The biggest news overnight, and certainly far bigger than this afternoon’s non-event from Janet Yellen, was the significant change in monetary policy announced by the BOJ which (belatedly) unveiled its re-revised “QQE”… this time “with Yield Curve Control” (or “QQEWYCC“), a phrase used in lieu of “Reverse Operation Twist”, whereby the BOJ is hoping to steepen the yield curve and undo the damage it itseld created in January when it introduced NIRP for the first time to Japan, without doing much of anything else.

While we laid out the theoretical big picture elements of QQEWYCC both earlier, and two weeks ago, there is a small problem when one gets into the practical nuances of the proposed monetary experiment: nobody really knows how it will work, not even Goldman Sachs, whose BOJ expert Naohiko Baba admitted that he has no clue how the BOJ will actually execute its vision.

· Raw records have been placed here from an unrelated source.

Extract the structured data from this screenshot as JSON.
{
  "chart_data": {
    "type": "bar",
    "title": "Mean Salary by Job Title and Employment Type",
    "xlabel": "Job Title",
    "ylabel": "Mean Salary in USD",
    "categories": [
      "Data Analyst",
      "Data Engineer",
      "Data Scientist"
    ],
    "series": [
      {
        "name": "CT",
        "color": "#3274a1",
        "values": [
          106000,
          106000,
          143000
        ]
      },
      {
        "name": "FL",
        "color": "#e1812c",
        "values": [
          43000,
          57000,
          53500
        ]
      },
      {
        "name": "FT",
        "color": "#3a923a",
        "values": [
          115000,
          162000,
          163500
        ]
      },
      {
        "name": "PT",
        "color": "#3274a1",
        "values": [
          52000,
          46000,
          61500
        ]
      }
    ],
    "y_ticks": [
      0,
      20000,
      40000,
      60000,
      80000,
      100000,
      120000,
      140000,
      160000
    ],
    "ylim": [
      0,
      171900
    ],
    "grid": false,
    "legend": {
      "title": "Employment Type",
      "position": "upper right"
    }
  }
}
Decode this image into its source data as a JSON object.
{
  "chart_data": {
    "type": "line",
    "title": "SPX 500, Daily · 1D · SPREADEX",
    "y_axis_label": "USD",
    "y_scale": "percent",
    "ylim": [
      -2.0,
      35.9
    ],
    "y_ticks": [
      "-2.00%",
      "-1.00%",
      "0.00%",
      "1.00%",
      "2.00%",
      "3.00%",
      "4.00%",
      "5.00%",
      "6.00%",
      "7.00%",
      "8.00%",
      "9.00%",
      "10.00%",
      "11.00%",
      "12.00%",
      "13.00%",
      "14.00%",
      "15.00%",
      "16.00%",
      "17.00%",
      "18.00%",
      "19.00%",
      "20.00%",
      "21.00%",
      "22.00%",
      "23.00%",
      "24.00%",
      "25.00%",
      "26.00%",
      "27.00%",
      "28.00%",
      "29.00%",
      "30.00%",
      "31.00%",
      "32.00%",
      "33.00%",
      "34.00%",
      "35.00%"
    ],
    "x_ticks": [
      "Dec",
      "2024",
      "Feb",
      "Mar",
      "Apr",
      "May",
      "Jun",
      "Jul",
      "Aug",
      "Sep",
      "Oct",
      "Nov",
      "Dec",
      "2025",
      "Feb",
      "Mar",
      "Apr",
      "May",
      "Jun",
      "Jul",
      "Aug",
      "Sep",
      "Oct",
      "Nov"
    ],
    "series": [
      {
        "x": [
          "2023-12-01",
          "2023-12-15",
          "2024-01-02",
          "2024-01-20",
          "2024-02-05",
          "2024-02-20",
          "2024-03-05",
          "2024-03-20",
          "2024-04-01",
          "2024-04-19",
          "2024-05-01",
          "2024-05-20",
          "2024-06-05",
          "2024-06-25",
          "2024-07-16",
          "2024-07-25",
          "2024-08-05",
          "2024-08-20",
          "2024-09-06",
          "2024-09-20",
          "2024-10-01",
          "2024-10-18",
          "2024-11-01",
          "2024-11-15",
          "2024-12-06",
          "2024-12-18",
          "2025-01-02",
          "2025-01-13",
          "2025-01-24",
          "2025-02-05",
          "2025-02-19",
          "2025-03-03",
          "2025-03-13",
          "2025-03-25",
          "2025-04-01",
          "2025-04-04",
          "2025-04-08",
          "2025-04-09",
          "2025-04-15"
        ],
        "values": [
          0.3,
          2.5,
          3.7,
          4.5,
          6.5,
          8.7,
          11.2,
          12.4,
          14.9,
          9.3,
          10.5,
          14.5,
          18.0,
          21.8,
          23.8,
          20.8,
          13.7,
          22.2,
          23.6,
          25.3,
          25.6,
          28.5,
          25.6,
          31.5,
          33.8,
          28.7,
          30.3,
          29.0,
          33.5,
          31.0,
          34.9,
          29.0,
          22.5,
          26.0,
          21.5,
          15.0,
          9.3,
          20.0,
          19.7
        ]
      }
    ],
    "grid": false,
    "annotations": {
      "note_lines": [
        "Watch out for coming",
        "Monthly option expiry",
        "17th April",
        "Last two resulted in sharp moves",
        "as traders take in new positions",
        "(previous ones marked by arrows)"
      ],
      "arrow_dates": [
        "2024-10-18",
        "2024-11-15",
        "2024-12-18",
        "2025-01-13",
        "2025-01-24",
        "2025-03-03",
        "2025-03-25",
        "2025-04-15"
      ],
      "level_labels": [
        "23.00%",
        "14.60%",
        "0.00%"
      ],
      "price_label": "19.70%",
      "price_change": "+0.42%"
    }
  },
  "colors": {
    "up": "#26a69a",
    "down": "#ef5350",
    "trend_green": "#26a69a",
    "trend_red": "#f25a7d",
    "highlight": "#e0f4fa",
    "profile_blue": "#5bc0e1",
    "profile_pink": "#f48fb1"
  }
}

Confirming that the “JGB market has become increasingly distorted”, Baba says that

it is very unclear at this time exactly how the BOJ intends to “control” the yield curve in the future. Based only on the official statement, we think it is likely it will maintain the yield curve at more or less the current level for the time being. However, the question is how it will control the overall level and shape of the curve when financial and economic conditions change in the future. While the JGB market needs to take time to study the BOJ’s intentions, with interest rate movements lessening, we think the pricing function of interest rates as a mirror reflecting real economic and financial conditions will be increasingly lost.”

Ah yes, the old problem with nationalizing a market – whether it’s bonds or stocks – is that it is no longer, by definition, a market but merely a policy tool which has ceased to delivers any informational value whatsoever.

And before market participants get too gloomy contemplating the existential void of participating in something that no longer exists, Goldman has some theoretical considerations on what the BOJ’s announcement meant, namely that under all that unclear verbiage unveiled last night, the central bank has begun a “stealth taper.” To wit:

The BOJ emphasized that it has four means of easing at its disposal going forward: (1) the negative interest rate (short-term policy interest rate) on policy-rate balances in current accounts, (2) 10-year JGB yields (long-term interest rate), (3) expansion of asset purchases, and (4) expansion of the monetary base. The BOJ will continue to apply a negative rate of 0.1% for (1), while purchasing long-term JGBs so as to maintain long-term interest rates at around zero. We think the BOJ aims to control the yield curve by controlling these two interest rate targets, together with the introduction of new market operations as a backstop when interest rates rise.[1] The BOJ decided to maintain the pace of JGB purchases at around ¥80 tn a year for the time being, but it has effectively abandoned its previous monetary base target.

 

Governor Kuroda of course denied this, but we think the introduction of yield curve control could be considered as paving the way for future tapering of JGB purchases. We think it is likely that by substantially changing the framework, the BOJ aims to attract the market’s focus to yield curve control and slowly move toward tapering in the background. In addition to the high likelihood that it will become increasingly difficult to maintain its large-volume JGB purchase program for technical reasons, the marginal benefits from expanding JGB purchases have already diminished vs. costs involved, as we have repeatedly mentioned. However, as many market participants forecast the forex rate based on the monetary base ratio between two countries, there is an obvious large risk to reducing purchases. Accordingly, we think the BOJ has judged that it needs to divert the market’s attention as early as possible in advance. As we mention later, our impression is that an exit from unprecedented easing is now much more distant. In our view, the BOJ needed to minimize market shock accompanying a shift in policy targets and also make the easing system longer-lasting and more sustainable.

On this we agree with Goldman for one simple reason: in his erudite “take” of the BOJ’s announcement, Ben Bernanke (who was surely dejected that Kuroda did not take his advice to unleash helicopter money) today blogged that “it was puzzling that the BOJ retained its 80-trillion-yen quantity target for JGB purchases; one of these two targets is redundant. I presume that the BOJ was concerned that dropping the quantity target would lead market participants to infer (incorrectly) that the Bank was scaling back its program of monetary easing.”

The fact that Bernanke said that it was incorrectly perceived that the BOJ is scaling back easing, is all we need to know that the BOJ is doing precisely that and by implication, that Goldman is right. In which case, watch out below,  USDJPY, not to mention Nikkei, and therefore Abe approval ratings.